Neophytou clarified that he did not believe there was any justification for students to file for asylum with no basis, but he said students were “being urged” to apply on the notion that foreign students who file for asylum will be able to find empoyers without restrictions or red tape.
According to current regulations, foreign students from non-EU countries can accept employment in specific fields, typically manual labour in agrarian jobs, during school session up to 20 hours per week, which is part-time for immigration purposes, or work full time during summer vacation and school breaks.
Reform falls short
Republic of Cyprus Interior Minister Nikos Nouris, who has defended a tough approach on migration, is urgently seeking a constitutional amendment to shorten the time of due process for asylum applicants.
Last month Nouris described a set of government-sponsored bills as a “holistic approach” to immigration, but critics said some of the proposals could be unconstitutional such as bypassing the Supreme Court during the appeal process.
But critics said the proposals did not offer a comprehensive or balanced approach towards immigration, as it only targeted students but not agents who may mislead them and lure them to the island on false promises.
Hotel owners have also been lobbying the government to ease visa restrictions on foreign students, who cannot work in the hospitality industry unless their field of study is related to this type of work.
Neophytou believes these restrictions and red tape are pushing students towards filing for asylum, a trend which he condemned.
The international educator said Cyprus could become a “global education village” through both traditional programmes of study or remote learning, but this would not be possible if students don’t have the right to work.
“You have a student who studies accounting and you don’t allow that person to work at an audit firm not even for just making photocopies there,” Neophytou said.
Colleges feel singled out
He also criticized another government proposal that introduced an English language requirement for students attending colleges, essentially requiring language proficiency as a admission criterion without allowing schools to run English as a Second Language (ESL) programmes.

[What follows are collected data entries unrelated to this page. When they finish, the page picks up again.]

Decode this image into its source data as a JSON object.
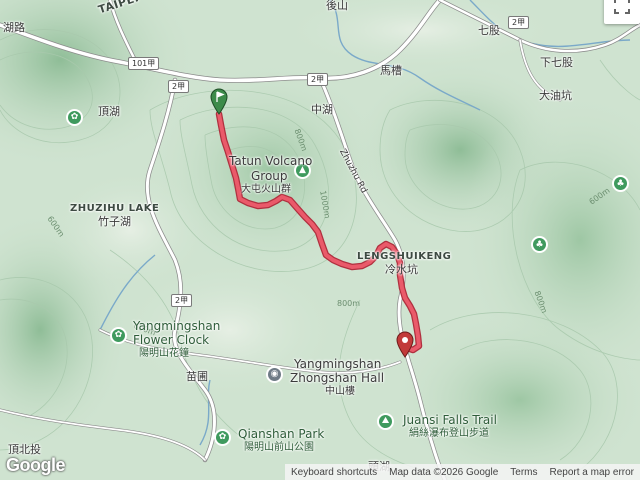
{
  "colors": {
    "route": "#ea5a6a",
    "route_outline": "#b0303f",
    "road": "#ffffff",
    "river": "#7aa9c9",
    "terrain_base": "#cfe3d0",
    "park_pin": "#3f9a5e",
    "landmark_pin": "#6f7b86"
  },
  "labels": {
    "taipei": "TAIPEI",
    "hu_road": "湖路",
    "houshan": "後山",
    "qigu": "七股",
    "xiaqigu": "下七股",
    "mazao": "馬槽",
    "dayoukeng": "大油坑",
    "dinghu": "頂湖",
    "zhonghu": "中湖",
    "zhuzihu_lake": "ZHUZIHU LAKE",
    "zhuzihu_zh": "竹子湖",
    "lengshuikeng": "LENGSHUIKENG",
    "lengshuikeng_zh": "冷水坑",
    "zhuzhu_rd": "Zhuzhu Rd",
    "miaopu": "苗圃",
    "dingbeitou": "頂北投",
    "toukeng": "頭湖"
  },
  "pois": {
    "tatun_name_1": "Tatun Volcano",
    "tatun_name_2": "Group",
    "tatun_zh": "大屯火山群",
    "flower_clock_1": "Yangmingshan",
    "flower_clock_2": "Flower Clock",
    "flower_clock_zh": "陽明山花鐘",
    "zhongshan_hall_1": "Yangmingshan",
    "zhongshan_hall_2": "Zhongshan Hall",
    "zhongshan_hall_zh": "中山樓",
    "qianshan_park": "Qianshan Park",
    "qianshan_park_zh": "陽明山前山公園",
    "juansi_falls": "Juansi Falls Trail",
    "juansi_falls_zh": "絹絲瀑布登山步道"
  },
  "road_shields": {
    "r101a": "101甲",
    "r2a_1": "2甲",
    "r2a_2": "2甲",
    "r2a_3": "2甲",
    "r2a_4": "2甲"
  },
  "contours": {
    "c600a": "600m",
    "c800a": "800m",
    "c1000": "1000m",
    "c800b": "800m",
    "c600b": "600m",
    "c800c": "800m",
    "c600c": "600m"
  },
  "icons": {
    "start": "start-flag-icon",
    "end": "end-pin-icon",
    "park": "park-icon",
    "mountain": "mountain-icon",
    "landmark": "landmark-icon",
    "hiking": "hiking-icon",
    "fullscreen": "fullscreen-icon"
  },
  "attribution": {
    "keyboard": "Keyboard shortcuts",
    "map_data": "Map data ©2026 Google",
    "terms": "Terms",
    "report": "Report a map error"
  },
  "logo": "Google"
}
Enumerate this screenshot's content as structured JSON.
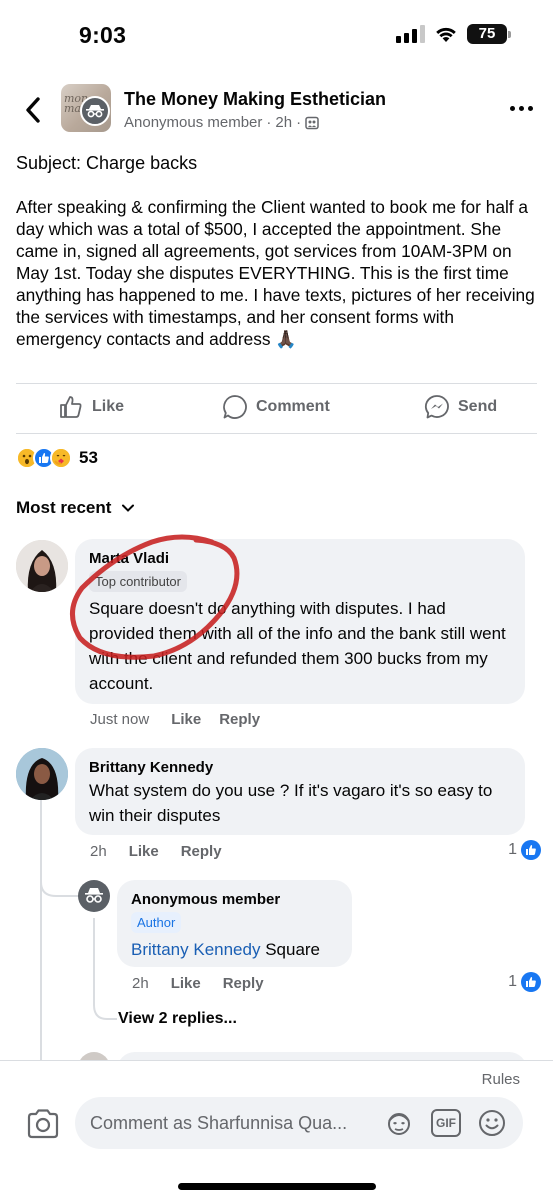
{
  "status_bar": {
    "time": "9:03",
    "battery": "75"
  },
  "header": {
    "group_name": "The Money Making Esthetician",
    "author": "Anonymous member",
    "time": "2h",
    "avatar_text": "mon\nmaki"
  },
  "post": {
    "subject": "Subject: Charge backs",
    "body": "After speaking & confirming the Client wanted to book me for half a day which was a total of $500, I accepted the appointment. She came in, signed all agreements, got services from 10AM-3PM on May 1st. Today she disputes EVERYTHING. This is the first time anything has happened to me. I have texts, pictures of her receiving the services with timestamps, and her consent forms with emergency contacts and address 🙏🏿"
  },
  "actions": {
    "like": "Like",
    "comment": "Comment",
    "send": "Send"
  },
  "reactions": {
    "count": "53"
  },
  "sort": {
    "label": "Most recent"
  },
  "comments": [
    {
      "name": "Marta Vladi",
      "badge": "Top contributor",
      "text": "Square doesn't do anything with disputes. I had provided them with all of the info and the bank still went with the client and refunded them 300 bucks from my account.",
      "time": "Just now",
      "like": "Like",
      "reply": "Reply"
    },
    {
      "name": "Brittany Kennedy",
      "text": "What system do you use ? If it's vagaro it's so easy to win their disputes",
      "time": "2h",
      "like": "Like",
      "reply": "Reply",
      "likes": "1"
    },
    {
      "name": "Anonymous member",
      "badge": "Author",
      "mention": "Brittany Kennedy",
      "text": " Square",
      "time": "2h",
      "like": "Like",
      "reply": "Reply",
      "likes": "1"
    }
  ],
  "view_replies": "View 2 replies...",
  "composer": {
    "rules": "Rules",
    "placeholder": "Comment as Sharfunnisa Qua...",
    "gif": "GIF"
  }
}
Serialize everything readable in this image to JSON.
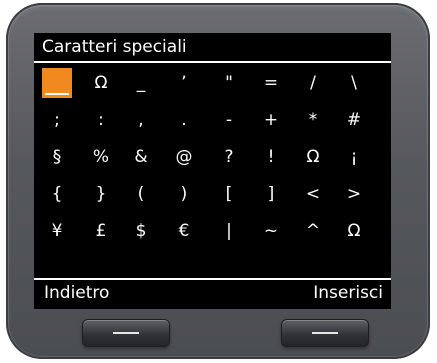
{
  "screen": {
    "title": "Caratteri speciali",
    "selected_row": 0,
    "selected_col": 0,
    "rows": [
      [
        "",
        "Ω",
        "_",
        "ʼ",
        "\"",
        "=",
        "/",
        "\\"
      ],
      [
        ";",
        ":",
        ",",
        ".",
        "-",
        "+",
        "*",
        "#"
      ],
      [
        "§",
        "%",
        "&",
        "@",
        "?",
        "!",
        "Ω",
        "¡"
      ],
      [
        "{",
        "}",
        "(",
        ")",
        "[",
        "]",
        "<",
        ">"
      ],
      [
        "¥",
        "£",
        "$",
        "€",
        "|",
        "~",
        "^",
        "Ω"
      ]
    ]
  },
  "softkeys": {
    "left_label": "Indietro",
    "right_label": "Inserisci"
  },
  "colors": {
    "selection": "#f08a1e",
    "screen_background": "#000000",
    "text": "#ffffff"
  }
}
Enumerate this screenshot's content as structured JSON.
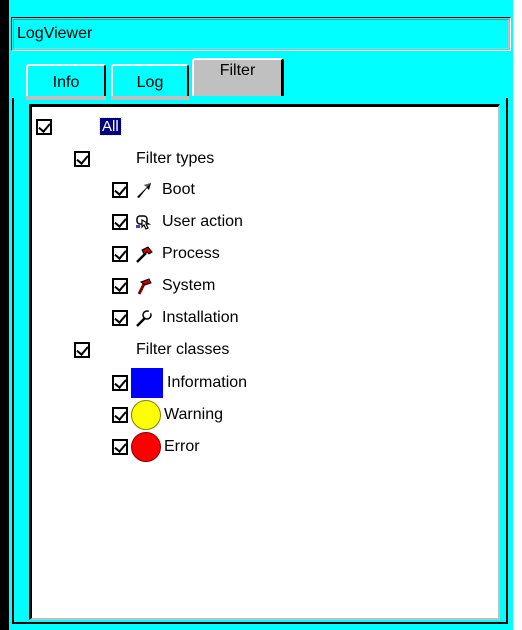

Neophytou said this was discrimination against colleges, saying universities are not being told not to run preparatory language programmes for their international student population, while clarifying that such programmes were permitted by law for any higher education institution.
“This is state intervention,” Neophytou argued, saying that political asylum was an entirely different issue from the academic issue.
Neophytou said the state rightly is fighting against the abuse of the political asylum process as well as combating fake marriages, but he drew a line saying “colleges should not be singled out.”